Jun 23, 2013

Life is Nasty, Brutish, and Short (When You Serve the State)

Just a thought I had today...

Anyone who has been to the DMV, a courthouse, a TSA checkpoint, or had any contact with any of the various appendages of the government apparatus in it's various forms has probably noticed something about those who are employed there:  Their attitude stinks!  Consider your experience when you patronize a grocery store, a restaurant, etc., and compare the service you receive.  While there are varying degrees of disposition exhibited by workers regardless of their employment in the public or private sector, generally private sector workers are happier.
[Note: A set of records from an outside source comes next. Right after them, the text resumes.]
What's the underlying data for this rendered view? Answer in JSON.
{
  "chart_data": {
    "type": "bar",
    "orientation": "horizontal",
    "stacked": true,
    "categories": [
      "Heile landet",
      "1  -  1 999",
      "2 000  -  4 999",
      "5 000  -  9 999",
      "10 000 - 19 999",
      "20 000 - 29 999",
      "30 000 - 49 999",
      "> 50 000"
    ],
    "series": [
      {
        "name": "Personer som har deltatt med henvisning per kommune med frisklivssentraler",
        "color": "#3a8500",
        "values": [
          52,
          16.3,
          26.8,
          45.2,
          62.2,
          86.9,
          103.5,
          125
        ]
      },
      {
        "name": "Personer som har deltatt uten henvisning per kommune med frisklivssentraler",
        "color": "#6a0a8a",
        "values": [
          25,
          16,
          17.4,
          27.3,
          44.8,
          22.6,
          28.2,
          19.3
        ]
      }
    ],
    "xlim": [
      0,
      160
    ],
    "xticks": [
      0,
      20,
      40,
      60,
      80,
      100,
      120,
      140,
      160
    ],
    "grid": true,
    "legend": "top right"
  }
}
It is all a matter of who is in control.  The waitstaff at your favorite restaurant greets you with a smile, brings your order promptly, and keeps your glass full because they know your experience will yield benefits both in the short-term (your tip) and in the long-run (your repeat business).  They have a vested interest in your happiness. 

The government employee sees you as a captive* audience, who has no choice in the matter!  There is no incentive-from their standpoint- to serving you.  In fact, you are serving them!  Indeed, should you choose to ignore your "duty" to patronize their institution, you may find yourself at the point of a gun, and in the back of a patrol car.  Is it any wonder why those dull, dreary, and sometimes outright rude employees seem so unhappy?

I say, let's free them from their doldrums by eliminating public sector employment, and allowing individuals to provide law, education, policing, and all of the various important services society desires on a voluntary basis.  The fireman could still be a fireman, a teacher still a teacher, etc., but they would work in a private setting where they would have an incentive to provide excellent service to those who desire their contribution.  Without a doubt, this would benefit both the worker and the customer, and result in a happier and more productive society.

*I mean captive in the literal sense.